- Education: Yale College Yale School of Drama
- Occupation: Playwright
- Notable work: Furlough's Paradise
- Awards: Susan Smith Blackburn Prize
- Website: akpayne.com

= A. k. payne =

American playwright

a. k. payne is an American playwright, whose play Furlough's Paradise was the winner of the 2025 Susan Smith Blackburn Prize.

== Education ==
payne has a BA in English and American Studies from Yale College and a MFA in Playwriting from Yale School of Drama. They were awarded the Louis Sudler Prize for their undergraduate studies.

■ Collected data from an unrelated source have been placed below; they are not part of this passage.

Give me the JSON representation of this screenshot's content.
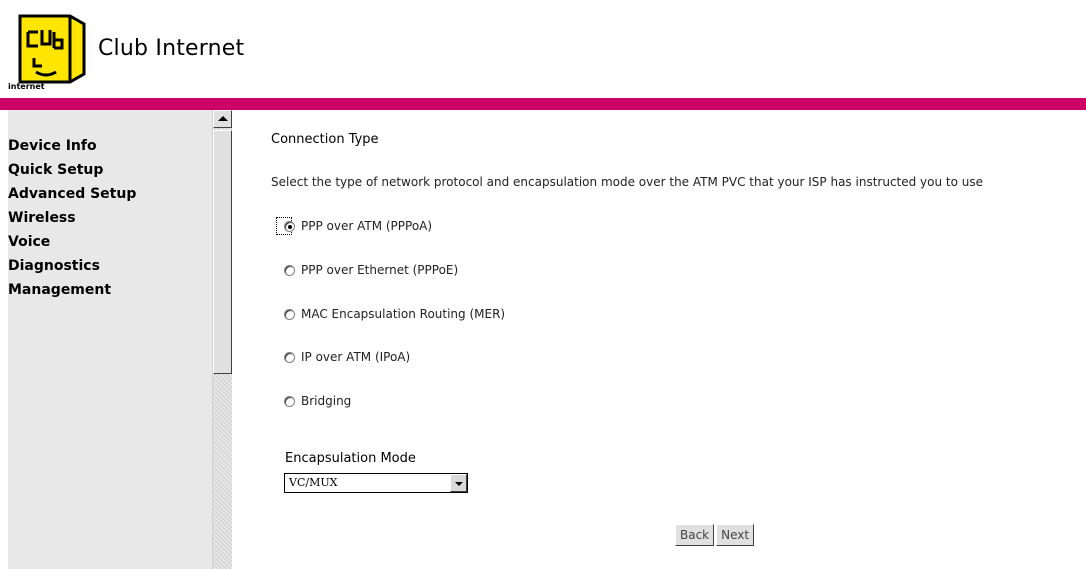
{
  "header": {
    "brand": "Club Internet",
    "logo_text": "internet",
    "bar_color": "#cc0066"
  },
  "sidebar": {
    "items": [
      {
        "label": "Device Info"
      },
      {
        "label": "Quick Setup"
      },
      {
        "label": "Advanced Setup"
      },
      {
        "label": "Wireless"
      },
      {
        "label": "Voice"
      },
      {
        "label": "Diagnostics"
      },
      {
        "label": "Management"
      }
    ]
  },
  "main": {
    "title": "Connection Type",
    "description": "Select the type of network protocol and encapsulation mode over the ATM PVC that your ISP has instructed you to use",
    "options": [
      {
        "label": "PPP over ATM (PPPoA)",
        "checked": true
      },
      {
        "label": "PPP over Ethernet (PPPoE)",
        "checked": false
      },
      {
        "label": "MAC Encapsulation Routing (MER)",
        "checked": false
      },
      {
        "label": "IP over ATM (IPoA)",
        "checked": false
      },
      {
        "label": "Bridging",
        "checked": false
      }
    ],
    "encapsulation_label": "Encapsulation Mode",
    "encapsulation_value": "VC/MUX",
    "back_label": "Back",
    "next_label": "Next"
  }
}
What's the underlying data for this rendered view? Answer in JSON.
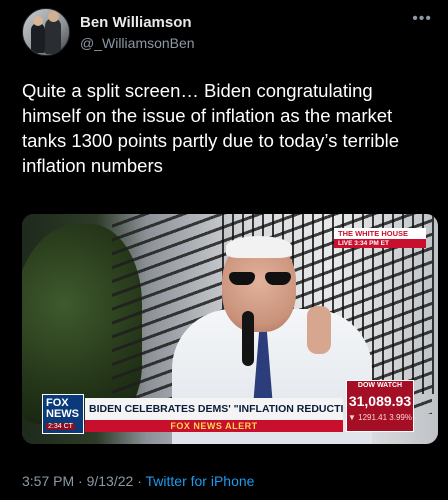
{
  "user": {
    "name": "Ben Williamson",
    "handle": "@_WilliamsonBen",
    "more_glyph": "•••"
  },
  "tweet": {
    "text": "Quite a split screen… Biden congratulating himself on the issue of inflation as the market tanks 1300 points partly due to today’s terrible inflation numbers"
  },
  "media": {
    "bug_line1": "THE WHITE HOUSE",
    "bug_line2": "LIVE  3:34 PM ET",
    "network_line1": "FOX",
    "network_line2": "NEWS",
    "network_time": "2:34 CT",
    "chyron": "BIDEN CELEBRATES DEMS' \"INFLATION REDUCTION ACT\"",
    "alert": "FOX NEWS ALERT",
    "market": {
      "label": "DOW WATCH",
      "value": "31,089.93",
      "change": "1291.41 3.99%",
      "change_direction_glyph": "▼"
    }
  },
  "footer": {
    "time": "3:57 PM",
    "separator": "·",
    "date": "9/13/22",
    "source": "Twitter for iPhone"
  },
  "colors": {
    "background": "#000000",
    "text": "#e7e9ea",
    "muted": "#8b98a5",
    "link": "#1d9bf0",
    "fox_red": "#c8102e",
    "fox_blue": "#0a3a7a"
  }
}
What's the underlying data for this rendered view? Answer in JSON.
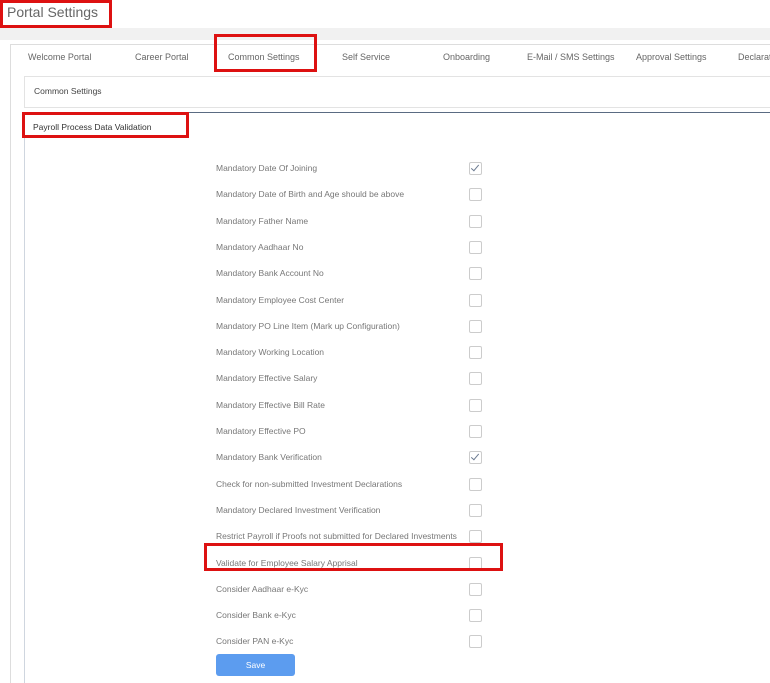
{
  "page_title": "Portal Settings",
  "tabs": [
    "Welcome Portal",
    "Career Portal",
    "Common Settings",
    "Self Service",
    "Onboarding",
    "E-Mail / SMS Settings",
    "Approval Settings",
    "Declarati"
  ],
  "active_tab": "Common Settings",
  "panel_title": "Common Settings",
  "section_title": "Payroll Process Data Validation",
  "options": [
    {
      "label": "Mandatory Date Of Joining",
      "checked": true
    },
    {
      "label": "Mandatory Date of Birth and Age should be above",
      "checked": false
    },
    {
      "label": "Mandatory Father Name",
      "checked": false
    },
    {
      "label": "Mandatory Aadhaar No",
      "checked": false
    },
    {
      "label": "Mandatory Bank Account No",
      "checked": false
    },
    {
      "label": "Mandatory Employee Cost Center",
      "checked": false
    },
    {
      "label": "Mandatory PO Line Item (Mark up Configuration)",
      "checked": false
    },
    {
      "label": "Mandatory Working Location",
      "checked": false
    },
    {
      "label": "Mandatory Effective Salary",
      "checked": false
    },
    {
      "label": "Mandatory Effective Bill Rate",
      "checked": false
    },
    {
      "label": "Mandatory Effective PO",
      "checked": false
    },
    {
      "label": "Mandatory Bank Verification",
      "checked": true
    },
    {
      "label": "Check for non-submitted Investment Declarations",
      "checked": false
    },
    {
      "label": "Mandatory Declared Investment Verification",
      "checked": false
    },
    {
      "label": "Restrict Payroll if Proofs not submitted for Declared Investments",
      "checked": false
    },
    {
      "label": "Validate for Employee Salary Apprisal",
      "checked": false
    },
    {
      "label": "Consider Aadhaar e-Kyc",
      "checked": false
    },
    {
      "label": "Consider Bank e-Kyc",
      "checked": false
    },
    {
      "label": "Consider PAN e-Kyc",
      "checked": false
    }
  ],
  "save_label": "Save",
  "colors": {
    "highlight": "#dd1111",
    "button": "#5c9cef"
  }
}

During the latter period of study payne was taught by McCraney who they praised in an interview with the Los Angeles Times for his "horizontal leadership" and creating a positive space for students of color despite the elitism of Yale.

== Career ==
In 2023 payne was selected as one of the Rattlestick Theater's Van Lier New Voices Fellows. In 2022 their play Blooms was featured in Ensemble Studio Theater's 38th Marathon of One-Act Plays and praised by reviewer Elisabeth Vincentelli for its "tenderness and sympathetic humor". Their play Furlough's Paradise was the winner of the 2025 Susan Smith Blackburn Prize. The play premiered at the Alliance theater in Atlanta in 2024. payne's depiction of the American criminal justice system in the play was praised by playwright Tarell Alvin McCraney. The play follows two cousins who meet for a funeral - one is on a furlough from prison, the other a short respite from a tech job. In a review of the 2025 production at the Geffen Playhouse by the Los Angeles Times, it was compared to The Brothers Size by McCraney.

== Personal life ==
They grew up in Pittsburgh and has cited August Wilson - also from the city - as inspiration. payne is non-binary and uses the pronoun they.